Joint initiative – Uppsala and Karolinska
Mårtensson and Professor Cecilia Stålsby Lundborg at Karolinska Institutet (KI) are initiators of GlobeLife, a global health network between Uppsala University and KI.

“The need for collaboration in research and teaching in global health is becoming increasingly clear. Rather than creating competition between universities, this kind of joint initiative strengthens both universities and thus Sweden’s role in global health,” says Mårtensson.

Personally, Mårtensson believes that ‘global health’ is a misnomer and ought to be called ‘sustainable health,’ because, at the end of the day, it is all about sustainability.

“The words used to describe the issue are not important. Instead, it is the content of the interdisciplinary subjects that should take precedence. Unfortunately, we are not quite there yet,” he says.

In other words, Uppsala University is well-positioned as a large university to bring into play different disciplines that would not naturally be connected to health. The challenge is to bring in a broader perspective on health from the humanities, technology, and natural sciences, and also from, for example, SLU, which can bring in aspects from the animal and environmental side. Health issues are so complex that researching and working in silos has its limits, claims Mårtensson.

“The paradox is that the broader and more interdisciplinary our studies are, the sharper we get in our findings. We have to get better at creating those meeting places. Sweden can and should get better at this,” he believes.

A generational change is needed
According to Mårtensson, 2030 Agenda is a good tool and basis for fostering this interdisciplinary work.
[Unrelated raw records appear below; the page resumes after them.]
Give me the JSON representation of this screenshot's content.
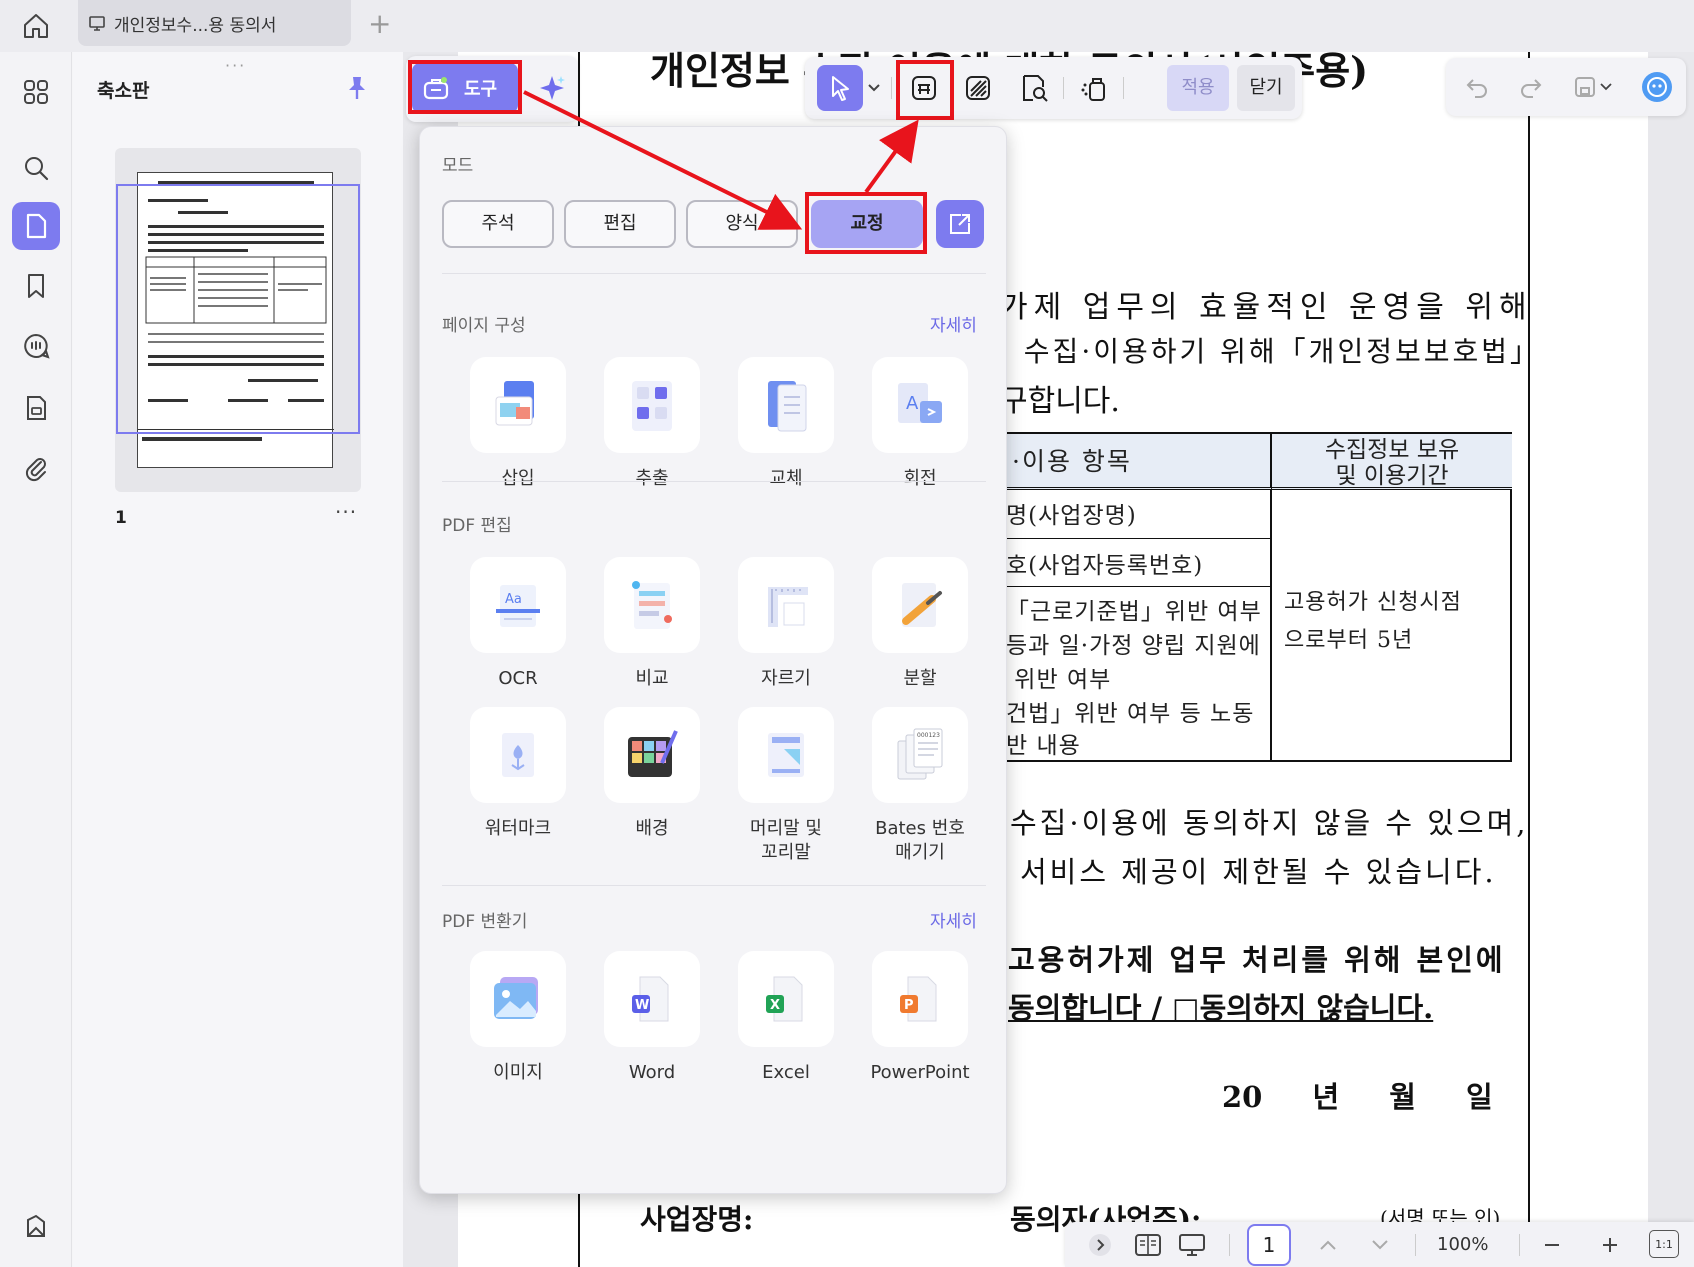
{
  "titlebar": {
    "tab_title": "개인정보수...용 동의서",
    "new_tab": "+"
  },
  "thumbnail_panel": {
    "title": "축소판",
    "page_number": "1",
    "more": "···"
  },
  "tools": {
    "label": "도구"
  },
  "markup_toolbar": {
    "apply": "적용",
    "close": "닫기"
  },
  "dropdown": {
    "mode_label": "모드",
    "modes": [
      "주석",
      "편집",
      "양식",
      "교정"
    ],
    "active_mode": "교정",
    "page_section": {
      "title": "페이지 구성",
      "more": "자세히",
      "items": [
        "삽입",
        "추출",
        "교체",
        "회전"
      ]
    },
    "edit_section": {
      "title": "PDF 편집",
      "items": [
        "OCR",
        "비교",
        "자르기",
        "분할",
        "워터마크",
        "배경",
        "머리말 및\n꼬리말",
        "Bates 번호\n매기기"
      ]
    },
    "convert_section": {
      "title": "PDF 변환기",
      "more": "자세히",
      "items": [
        "이미지",
        "Word",
        "Excel",
        "PowerPoint"
      ]
    }
  },
  "document": {
    "title": "개인정보 수집·이용에 대한 동의서(사업주용)",
    "p1": "가제 업무의 효율적인 운영을 위해",
    "p2": "· 수집·이용하기 위해「개인정보보호법」",
    "p3": "구합니다.",
    "table_head_left": "·이용 항목",
    "table_head_right": "수집정보 보유\n및 이용기간",
    "table_rows": [
      "명(사업장명)",
      "호(사업자등록번호)",
      "「근로기준법」위반 여부",
      "등과 일·가정 양립 지원에",
      " 위반 여부",
      "건법」위반 여부 등 노동",
      "반 내용"
    ],
    "retention": "고용허가  신청시점\n으로부터 5년",
    "p4": "수집·이용에 동의하지 않을 수 있으며,",
    "p5": "서비스 제공이 제한될 수 있습니다.",
    "p6": "고용허가제 업무 처리를 위해 본인에",
    "p7": "동의합니다 / □동의하지 않습니다.",
    "date": "20 년 월 일",
    "sign1": "사업장명:",
    "sign2": "동의자(사업주):",
    "sign3": "(서명 또는 인)"
  },
  "status_bar": {
    "page": "1",
    "zoom": "100%",
    "fit": "1:1"
  },
  "colors": {
    "accent": "#7d7bef",
    "highlight": "#e8141c"
  }
}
“We should look beyond 2030. ‘Older’ researchers like myself should avoid sitting on our laurels and becoming complacent. Instead, we need to help younger researchers in global health with employment and other opportunities. I think the SIGHT Fellows program is a good role model and start for this,” says Mårtensson, a fellow himself in the first cohort of SIGHT Fellows program.

“Global health is an attractive field of study for young researchers. And the fact is that many of them are much better at interdisciplinary collaborations than researchers traditionally have been,” he says.

As the first recipient of the Einhorn SIGHT Award, what advice would you like to give this year’s recipient?

“First and foremost, enjoy and appreciate the honor of receiving the award. And do not forget to credit and lift your colleagues and express gratitude to the entire team. Make sure your research area is noticed and use the attention as a springboard to increase the understanding and urgency of what still needs to be accomplished,” says Mårtensson.

And what tips do you have for students who would like to delve further into global health?

“As soon as possible, make sure to get involved in global health student organizations. It is a plus if students find each other early in their commitment and thirst for knowledge. And spend time collaborating with people who intend to build a better world. This is not only good for students, but it is good for the whole world,” concludes Mårtensson.